Thursday 29 August 2013

Why?

Why must it when I already found my happy, someone or some people are trying to ruin it? Did I do something wrong that must I repay it? I feel sad and guilty that I don't know what is happening in my life right now.

It all started with a bunch of friends, then it became more and more. I started noticing and I left with no regret. But now I don't know if I regret it.

One day, I found this group of people in my class. I started hanging out with them little by little. I didn't know that eventually, they will become very special to me. I didn't know that they are the ones that can make me happy like I never did before. I never laughed the way I did with them before. I felt really special. In a way that people want.

I finally found those people that I deserve.

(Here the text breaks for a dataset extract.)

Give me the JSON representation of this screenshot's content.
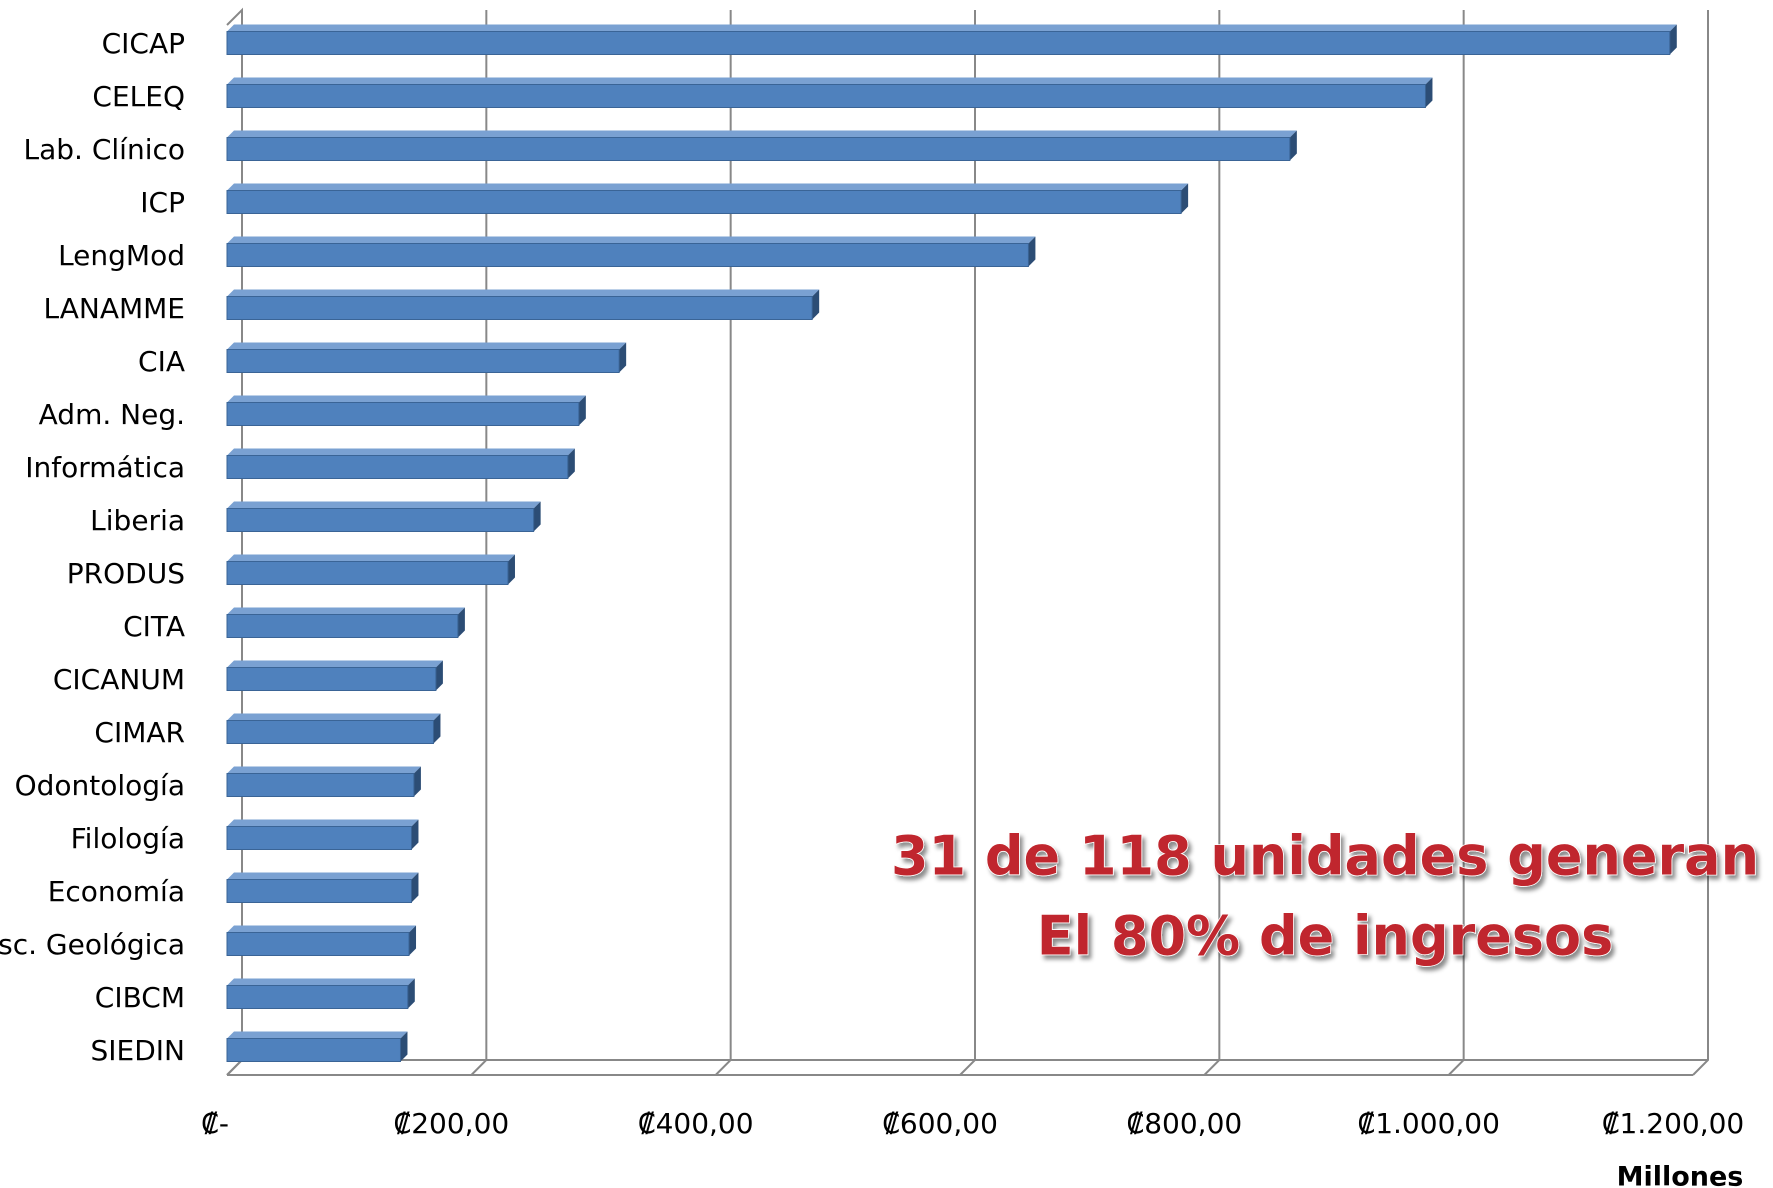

That day that we fought. I did not know what happened completely. I felt that I should so something but I'm scared that I will be the reason if we break up in the end. I just cant. I felt like my life is going to sink six feet underground. I'm gonna be left with nothing. I cried. I cried no rainbows or happiness. I cried with sadness. I was scared.

I wish we could all fix this situation that no one will leave. I wish that we all stay forever. No matter what, thunder, lightning, storm or disaster. I wish we all are together till the end. Even if we already finished college... secondary.. even if we went to the different parts of the Earth. I promise you all that I will NEVER forget you all.